The return of lock-in?

On the surface, the notion of one cloud to rule them all seems to work against one of the appeals of the cloud: the ability to run discrete applications at will, without being locked into one supplier of a particular technology. Lock-in, in fact, is one of the prime complaints of many customers about Oracle: Once they have their data on its databases, paying for a software license, it’s very difficult, expensive and risky to move it onto another database. Skeptics wonder if Oracle is simply trying to retain that lock-in in the cloud era.

In fact, said longtime analyst Dave Vellante, founder of the analyst group Wikibon, owned by the same company as SiliconANGLE, Oracle is basically “giving away” its infrastructure-as-a-service — base-level computing and storage services — where it trails furthest behind the cloud leaders in a bid to keep customers on Oracle. “Oracle’s cloud-native chops and developer affinity are nowhere near as strong as AWS or Microsoft,” Vellante said. “But they have more value up the stack in database and apps than any cloud vendor. So the strategy is great.”

davedonatelli2017

Oracle Executive Vice President David Donatelli

But Oracle’s position is not entirely self-serving, either. Data is increasingly intrinsic to many new cloud software applications that require huge amounts of it to do things such as divine sales trends, target likely customers or do speech and image recognition. But that data is slow and costly to move between corporate and public cloud data centers around the world. So it’s rational for the legions of longtime customers of Oracle’s database and business applications to be attracted to Oracle cloud services that don’t require a wholesale “lift and shift” of their data center technologies.

Nor is Oracle alone here. Even as it and the other public cloud suppliers insist they’re “open” to providing access to other companies’ and to free open-source software, the fact remains that it’s easier for customers to go all-in with a particular cloud. “AWS is pretty integrated, as is IBM and even Microsoft,” said Vellante.

Even companies that use multiple clouds generally settle on one main supplier, using others to provide specific technologies such as Google Inc.’s machine learning or to serve as backups in case of inevitable outages.

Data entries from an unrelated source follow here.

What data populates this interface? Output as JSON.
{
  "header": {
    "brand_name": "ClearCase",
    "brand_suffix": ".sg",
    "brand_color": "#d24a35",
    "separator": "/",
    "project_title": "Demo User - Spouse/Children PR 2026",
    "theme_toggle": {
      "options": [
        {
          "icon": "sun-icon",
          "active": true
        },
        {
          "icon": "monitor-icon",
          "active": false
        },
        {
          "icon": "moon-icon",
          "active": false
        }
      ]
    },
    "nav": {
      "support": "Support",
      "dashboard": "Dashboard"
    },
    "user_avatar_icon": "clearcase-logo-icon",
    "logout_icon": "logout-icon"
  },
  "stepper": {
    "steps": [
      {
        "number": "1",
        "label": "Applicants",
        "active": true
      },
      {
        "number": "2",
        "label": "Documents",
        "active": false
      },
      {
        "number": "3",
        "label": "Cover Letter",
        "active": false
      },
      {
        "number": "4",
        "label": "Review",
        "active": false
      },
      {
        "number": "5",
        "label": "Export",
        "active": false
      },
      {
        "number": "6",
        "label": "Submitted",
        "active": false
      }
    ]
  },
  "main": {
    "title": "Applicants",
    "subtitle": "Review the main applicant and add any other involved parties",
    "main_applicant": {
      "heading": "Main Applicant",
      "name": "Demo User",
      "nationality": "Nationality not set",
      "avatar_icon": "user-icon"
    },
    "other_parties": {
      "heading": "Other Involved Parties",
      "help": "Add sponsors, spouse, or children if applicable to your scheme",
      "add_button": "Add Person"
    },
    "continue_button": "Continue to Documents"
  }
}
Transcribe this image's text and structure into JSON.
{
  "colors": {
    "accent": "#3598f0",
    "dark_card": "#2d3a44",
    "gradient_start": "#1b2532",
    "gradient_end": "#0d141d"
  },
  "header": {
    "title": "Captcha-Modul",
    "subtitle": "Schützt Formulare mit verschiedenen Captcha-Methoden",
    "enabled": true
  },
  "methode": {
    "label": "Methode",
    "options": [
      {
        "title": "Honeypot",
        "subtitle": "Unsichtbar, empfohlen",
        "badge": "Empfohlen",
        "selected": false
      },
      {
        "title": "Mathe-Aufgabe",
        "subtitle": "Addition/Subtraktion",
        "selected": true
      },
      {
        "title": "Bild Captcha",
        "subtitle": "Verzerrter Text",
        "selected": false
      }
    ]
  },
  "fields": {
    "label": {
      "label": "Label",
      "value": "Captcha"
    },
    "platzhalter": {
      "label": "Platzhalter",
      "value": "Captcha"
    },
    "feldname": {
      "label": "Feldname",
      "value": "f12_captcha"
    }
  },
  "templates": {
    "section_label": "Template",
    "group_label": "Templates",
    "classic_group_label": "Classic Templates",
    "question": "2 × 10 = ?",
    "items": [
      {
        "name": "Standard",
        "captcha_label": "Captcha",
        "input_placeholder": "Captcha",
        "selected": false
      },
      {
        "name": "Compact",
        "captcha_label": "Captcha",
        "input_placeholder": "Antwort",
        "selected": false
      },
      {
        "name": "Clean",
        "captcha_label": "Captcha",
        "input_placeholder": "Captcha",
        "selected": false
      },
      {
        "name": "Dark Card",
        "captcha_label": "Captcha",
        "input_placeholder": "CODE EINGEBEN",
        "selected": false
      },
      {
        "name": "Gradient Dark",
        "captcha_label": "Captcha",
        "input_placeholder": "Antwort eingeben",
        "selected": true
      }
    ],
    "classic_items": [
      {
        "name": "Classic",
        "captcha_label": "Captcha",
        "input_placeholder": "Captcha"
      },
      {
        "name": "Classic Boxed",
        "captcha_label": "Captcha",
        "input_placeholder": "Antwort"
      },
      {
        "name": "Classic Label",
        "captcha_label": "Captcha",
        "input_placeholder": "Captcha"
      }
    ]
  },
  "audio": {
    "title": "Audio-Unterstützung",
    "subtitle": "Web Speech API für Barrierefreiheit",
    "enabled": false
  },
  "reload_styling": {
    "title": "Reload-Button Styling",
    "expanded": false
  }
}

Perhaps in vain, they’re also hoping that multiple suppliers will keep the main one honest.

Playing catch-up

Interestingly, because Oracle is playing catch-up from far behind AWS, Google Cloud, Microsoft Azure and even IBM, it’s offering links to enable data to move to, and especially from, other clouds. Its cloud network, for instance, has various kinds of data centers to connect to other clouds through data center operators such as Equinix Inc. so data can be moved more quickly, said Thomas Kurian, president of Oracle product development.

Oracle even goes as far as to insist that it’s more open than the others because it allows most any software, including open source, to run on its cloud. “Amazon software runs only on Amazon,” said Andy Mendelsohn, executive vice president of Oracle’s database server technologies. “You can’t run those applications anywhere else.”

Whether or not Oracle can credibly claim it’s more open, the pitch is resonating with some customers. For instance, Mendelsohn said it figured in today’s announced deal for AT&T Inc. to put the huge amount of data it currently has on Oracle’s databases to its cloud infrastructure- and platform-as-a-service. “One reason we got it was AT&T really appreciated the openness of our technology,” he said.

Not least, Oracle claims that it can uniquely serve the many large enterprises that are unlikely to risk moving all their operations to the public cloud because of legal, governance or other factors. “Most of our competitors are either all in the premises or all in the cloud,” Hurd said. “The fact that we can do both… is a key differentiator.”

Still, Oracle faces the enormous weight of a decades-long move away from vertically integrated suppliers of technology. It’s not clear that the cloud really changes that imperative. Longtime tech buyers still resent getting locked into IBM mainframes and Oracle databases.

“Oracle has an end-to-end and best-of-breed strategy,” said SiliconANGLE Media co-chief executive John Furrier, who also attended the media day. “But the new ethos in cloud is not that one supplier will own the end-to-end architecture.”